Kitchen planning / Workplaces

There are few more complex spaces than professional kitchens.
We understand your requirements and know all the components and refinements.

Kitchen planning for restaurants, bars, canteens & large kitchens

The conceptual and functional planning of commercial kitchens is one of our core competences. This includes the planning of kitchens in transport, employee and event catering, fast food, casual and fine dining concepts. As a rule, we work according to the service phases of HOAI 1-9 or according to individual partial service programs – and this is basically independent of manufacturers. We develop individual solutions for all functional areas.


// Functional and logistics concepts
// Production systems
// Dispensing systems
// Recirculation and rinsing systems, disposal concept
// Personnel areas
// Product/prototype development support

Well thought-out space and function planning

Well thought-out space planning with optimum operating procedures as well as storage and supply systems and the associated functional equipment planning are the basis for the successful operation of a gastronomic unit – both in large-scale or communal catering as well as in smaller, more compact units. That is why our logistics experts structure the complete back-of-house area for you.

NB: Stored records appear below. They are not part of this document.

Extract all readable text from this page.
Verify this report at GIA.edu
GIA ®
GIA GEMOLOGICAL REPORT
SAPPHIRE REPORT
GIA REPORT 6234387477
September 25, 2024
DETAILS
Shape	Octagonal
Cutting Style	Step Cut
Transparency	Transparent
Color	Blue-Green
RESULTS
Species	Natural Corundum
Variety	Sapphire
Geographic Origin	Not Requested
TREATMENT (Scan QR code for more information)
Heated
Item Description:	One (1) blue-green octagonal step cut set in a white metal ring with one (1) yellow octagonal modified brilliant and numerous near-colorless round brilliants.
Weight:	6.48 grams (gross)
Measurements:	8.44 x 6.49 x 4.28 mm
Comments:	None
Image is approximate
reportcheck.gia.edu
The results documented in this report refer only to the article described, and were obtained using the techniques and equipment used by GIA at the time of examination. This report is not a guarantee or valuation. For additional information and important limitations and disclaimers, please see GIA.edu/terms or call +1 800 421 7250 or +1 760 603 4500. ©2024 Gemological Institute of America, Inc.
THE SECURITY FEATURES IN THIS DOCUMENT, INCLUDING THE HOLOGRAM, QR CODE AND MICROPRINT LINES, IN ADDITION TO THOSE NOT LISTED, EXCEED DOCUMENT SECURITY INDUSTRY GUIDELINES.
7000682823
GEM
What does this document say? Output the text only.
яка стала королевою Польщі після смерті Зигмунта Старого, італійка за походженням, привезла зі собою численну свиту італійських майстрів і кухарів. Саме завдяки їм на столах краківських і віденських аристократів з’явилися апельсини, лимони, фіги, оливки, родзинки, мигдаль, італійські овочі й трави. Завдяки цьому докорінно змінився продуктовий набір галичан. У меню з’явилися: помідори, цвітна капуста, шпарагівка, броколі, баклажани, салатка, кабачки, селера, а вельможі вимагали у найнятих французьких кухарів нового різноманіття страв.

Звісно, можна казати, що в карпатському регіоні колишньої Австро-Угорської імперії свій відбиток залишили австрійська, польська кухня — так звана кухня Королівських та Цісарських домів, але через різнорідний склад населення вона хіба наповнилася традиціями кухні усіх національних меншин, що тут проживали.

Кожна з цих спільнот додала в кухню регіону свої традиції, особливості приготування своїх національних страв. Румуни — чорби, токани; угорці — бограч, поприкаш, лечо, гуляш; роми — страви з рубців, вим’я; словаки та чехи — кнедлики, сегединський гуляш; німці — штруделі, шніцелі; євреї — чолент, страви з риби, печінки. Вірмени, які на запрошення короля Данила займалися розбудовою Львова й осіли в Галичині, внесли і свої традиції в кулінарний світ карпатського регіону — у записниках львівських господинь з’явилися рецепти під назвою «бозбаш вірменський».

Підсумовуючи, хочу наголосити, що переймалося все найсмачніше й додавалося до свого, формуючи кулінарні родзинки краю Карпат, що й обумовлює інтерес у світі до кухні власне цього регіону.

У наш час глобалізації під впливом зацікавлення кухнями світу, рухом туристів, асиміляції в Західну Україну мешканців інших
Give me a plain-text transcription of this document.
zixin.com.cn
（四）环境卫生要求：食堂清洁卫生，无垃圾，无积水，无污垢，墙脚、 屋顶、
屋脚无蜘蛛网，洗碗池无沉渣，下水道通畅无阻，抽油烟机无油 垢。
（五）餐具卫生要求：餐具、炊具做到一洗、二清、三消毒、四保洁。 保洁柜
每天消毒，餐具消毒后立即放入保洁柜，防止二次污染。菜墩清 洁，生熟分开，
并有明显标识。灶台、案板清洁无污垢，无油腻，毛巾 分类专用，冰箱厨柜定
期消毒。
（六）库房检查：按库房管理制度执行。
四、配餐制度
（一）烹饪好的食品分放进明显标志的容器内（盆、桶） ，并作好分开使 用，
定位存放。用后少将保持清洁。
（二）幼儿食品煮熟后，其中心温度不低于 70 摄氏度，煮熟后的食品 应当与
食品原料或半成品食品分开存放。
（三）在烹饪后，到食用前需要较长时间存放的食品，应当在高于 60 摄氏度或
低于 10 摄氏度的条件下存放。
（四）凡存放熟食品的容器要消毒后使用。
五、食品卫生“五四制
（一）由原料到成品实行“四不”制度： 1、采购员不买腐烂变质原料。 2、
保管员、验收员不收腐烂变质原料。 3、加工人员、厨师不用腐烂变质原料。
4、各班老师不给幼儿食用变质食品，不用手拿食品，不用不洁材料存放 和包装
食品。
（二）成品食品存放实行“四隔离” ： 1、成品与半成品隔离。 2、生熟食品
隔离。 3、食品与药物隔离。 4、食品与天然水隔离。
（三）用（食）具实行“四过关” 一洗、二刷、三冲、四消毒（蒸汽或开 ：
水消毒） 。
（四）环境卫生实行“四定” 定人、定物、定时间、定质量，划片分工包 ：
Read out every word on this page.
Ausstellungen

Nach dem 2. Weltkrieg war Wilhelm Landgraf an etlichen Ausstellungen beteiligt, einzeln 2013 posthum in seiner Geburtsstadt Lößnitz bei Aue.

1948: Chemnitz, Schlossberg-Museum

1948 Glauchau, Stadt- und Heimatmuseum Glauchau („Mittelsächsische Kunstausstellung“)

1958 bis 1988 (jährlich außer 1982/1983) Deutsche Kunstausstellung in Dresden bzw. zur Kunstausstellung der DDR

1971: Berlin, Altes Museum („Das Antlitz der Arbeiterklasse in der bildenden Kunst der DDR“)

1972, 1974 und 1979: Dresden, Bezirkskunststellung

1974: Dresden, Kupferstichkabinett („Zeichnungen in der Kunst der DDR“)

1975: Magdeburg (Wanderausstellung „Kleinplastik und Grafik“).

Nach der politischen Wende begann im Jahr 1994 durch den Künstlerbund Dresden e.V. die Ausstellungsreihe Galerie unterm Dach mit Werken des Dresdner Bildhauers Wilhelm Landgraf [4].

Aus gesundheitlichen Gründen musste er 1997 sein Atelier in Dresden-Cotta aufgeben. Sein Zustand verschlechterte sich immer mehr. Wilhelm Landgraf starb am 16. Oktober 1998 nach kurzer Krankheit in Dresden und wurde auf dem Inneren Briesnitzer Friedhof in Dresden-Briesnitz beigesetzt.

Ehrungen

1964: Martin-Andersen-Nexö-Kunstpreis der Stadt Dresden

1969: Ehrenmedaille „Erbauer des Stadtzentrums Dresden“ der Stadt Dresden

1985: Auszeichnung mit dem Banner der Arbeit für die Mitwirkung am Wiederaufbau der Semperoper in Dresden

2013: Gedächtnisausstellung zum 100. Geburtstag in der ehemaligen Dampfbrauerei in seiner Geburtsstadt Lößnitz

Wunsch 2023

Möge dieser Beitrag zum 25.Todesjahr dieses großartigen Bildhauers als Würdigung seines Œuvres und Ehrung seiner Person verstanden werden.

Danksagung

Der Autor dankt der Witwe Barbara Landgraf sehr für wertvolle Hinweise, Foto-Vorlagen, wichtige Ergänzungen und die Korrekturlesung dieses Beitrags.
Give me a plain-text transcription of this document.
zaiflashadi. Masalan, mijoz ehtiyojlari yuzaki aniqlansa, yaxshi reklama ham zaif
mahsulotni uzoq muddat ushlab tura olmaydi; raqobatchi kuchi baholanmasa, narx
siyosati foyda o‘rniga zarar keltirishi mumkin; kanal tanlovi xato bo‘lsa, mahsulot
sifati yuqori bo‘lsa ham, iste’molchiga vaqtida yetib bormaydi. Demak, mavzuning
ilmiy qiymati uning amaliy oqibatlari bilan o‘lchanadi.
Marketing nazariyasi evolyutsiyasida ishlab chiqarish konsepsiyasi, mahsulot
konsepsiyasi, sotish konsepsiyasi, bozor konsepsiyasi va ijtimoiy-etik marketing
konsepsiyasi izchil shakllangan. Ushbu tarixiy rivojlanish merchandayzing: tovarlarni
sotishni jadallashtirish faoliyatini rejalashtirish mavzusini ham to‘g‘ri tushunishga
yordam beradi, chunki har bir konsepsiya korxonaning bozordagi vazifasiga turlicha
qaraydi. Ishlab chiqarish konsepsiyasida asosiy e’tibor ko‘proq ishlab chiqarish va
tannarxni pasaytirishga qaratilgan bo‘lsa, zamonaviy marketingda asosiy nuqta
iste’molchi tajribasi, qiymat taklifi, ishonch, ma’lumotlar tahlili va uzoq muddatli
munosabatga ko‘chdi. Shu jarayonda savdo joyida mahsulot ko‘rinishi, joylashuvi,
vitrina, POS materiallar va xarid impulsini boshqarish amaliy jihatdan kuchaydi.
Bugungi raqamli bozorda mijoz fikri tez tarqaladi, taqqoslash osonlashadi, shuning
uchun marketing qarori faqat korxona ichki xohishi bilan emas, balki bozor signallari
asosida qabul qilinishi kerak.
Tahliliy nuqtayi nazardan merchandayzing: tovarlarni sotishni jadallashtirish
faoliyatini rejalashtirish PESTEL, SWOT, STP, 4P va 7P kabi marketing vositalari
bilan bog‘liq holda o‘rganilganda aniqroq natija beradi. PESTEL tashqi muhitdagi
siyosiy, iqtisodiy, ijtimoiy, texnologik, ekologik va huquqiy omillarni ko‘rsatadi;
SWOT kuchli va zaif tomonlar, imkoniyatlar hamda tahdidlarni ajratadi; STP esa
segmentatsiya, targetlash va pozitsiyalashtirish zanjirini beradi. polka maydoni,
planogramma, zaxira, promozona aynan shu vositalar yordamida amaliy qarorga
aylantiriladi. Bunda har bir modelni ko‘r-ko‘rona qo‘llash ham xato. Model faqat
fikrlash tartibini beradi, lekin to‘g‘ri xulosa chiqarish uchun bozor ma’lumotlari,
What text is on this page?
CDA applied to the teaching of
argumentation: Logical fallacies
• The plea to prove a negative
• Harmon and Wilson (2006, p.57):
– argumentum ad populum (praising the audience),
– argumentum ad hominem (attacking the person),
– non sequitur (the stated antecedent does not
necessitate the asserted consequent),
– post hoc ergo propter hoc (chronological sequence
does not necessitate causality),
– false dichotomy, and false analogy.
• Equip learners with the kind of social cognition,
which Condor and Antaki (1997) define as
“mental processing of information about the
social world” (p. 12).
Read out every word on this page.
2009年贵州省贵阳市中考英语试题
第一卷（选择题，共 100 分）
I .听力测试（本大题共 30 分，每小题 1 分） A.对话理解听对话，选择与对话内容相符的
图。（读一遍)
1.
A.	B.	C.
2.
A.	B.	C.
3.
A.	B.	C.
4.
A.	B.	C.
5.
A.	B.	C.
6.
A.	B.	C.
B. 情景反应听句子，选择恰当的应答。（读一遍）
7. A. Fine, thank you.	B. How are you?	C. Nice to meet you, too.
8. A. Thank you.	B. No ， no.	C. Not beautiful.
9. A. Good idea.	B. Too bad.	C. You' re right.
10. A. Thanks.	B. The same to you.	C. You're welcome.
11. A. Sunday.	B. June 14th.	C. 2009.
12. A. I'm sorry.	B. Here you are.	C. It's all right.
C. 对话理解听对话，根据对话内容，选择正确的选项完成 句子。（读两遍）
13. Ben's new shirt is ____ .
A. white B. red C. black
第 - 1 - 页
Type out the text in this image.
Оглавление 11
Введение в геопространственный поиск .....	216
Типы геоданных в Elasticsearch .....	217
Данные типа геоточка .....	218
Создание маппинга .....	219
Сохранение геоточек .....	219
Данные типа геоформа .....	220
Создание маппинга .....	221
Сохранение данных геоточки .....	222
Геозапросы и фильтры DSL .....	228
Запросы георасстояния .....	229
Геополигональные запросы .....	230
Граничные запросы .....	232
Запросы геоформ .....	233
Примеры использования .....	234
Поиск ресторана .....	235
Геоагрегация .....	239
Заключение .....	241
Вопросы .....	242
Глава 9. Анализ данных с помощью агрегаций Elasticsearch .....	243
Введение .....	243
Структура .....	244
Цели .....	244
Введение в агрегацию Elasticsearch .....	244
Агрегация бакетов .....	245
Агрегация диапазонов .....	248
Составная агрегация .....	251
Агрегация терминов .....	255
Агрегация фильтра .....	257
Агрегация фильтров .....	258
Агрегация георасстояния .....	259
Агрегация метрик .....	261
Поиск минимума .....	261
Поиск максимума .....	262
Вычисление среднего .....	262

Theserving of food and beverages should always be seen as a point of sale – this is the interface to the guest. Whether implemented in a food court, online counter or free-flow, whether full-, semi- or self-service. After all, this area is usually the last or even only physical touchpoint and point of communication with the guest par excellence.
In addition to an appealing food presentation, many technical-functional aspects are of great importance here, e.g., speed in post-production, sufficiently dimensioned space for arranging innovative plate or buffet creations, right up to the selection from a wide range of contactless payment methods and the tracking of food and drinks.

The complexity of food production before or during serving goes far beyond cook & serve or cook & chill, front cooking is not a panacea. In workshops with our own chefs, we discuss and examine all processes together and define the most suitable production system or system mix for you. The functional process planning ends with the right disposal concept.

We support you in the selection of suitable systems, such as wet waste extraction systems or food waste disposal systems or classic waste storage. Here, too, we always take an overall view – for a smooth and hygienically flawless supply and disposal process. Ultimately, the operational and supply concept is also decisive in waste management planning. Under the guideline “less is more” with the daily simultaneous variety of offers or preparation “just in time “, our main focus in planning is on “waste avoidance”.


Trend Scouting / Next generation of device technology

Regular trend scouting with a neutral view of the supplier industry enables us to select the ideal technology for each operational process. No matter on which side of the counter (guest or cook) – our “emotionalized professional planning” always puts people in the foreground and thus ensures success for our customers.

We always try to keep an eye on the latest trends and innovations in all areas. Together with you we can evaluate whether these are relevant for your company – or not.
In line with the importance of contemporary and resource-saving kitchen and serving technology, we promote the new and further developments of and for tomorrow. It has always been very important to us to make a contribution to the next generations of technology. Long-standing manufacturers as well as start-ups use our sparring. We moderate and accompany technical product development and standardization processes. We are happy to share our ever-growing know-how from many planning projects, combined with the valuable feedback from creative users.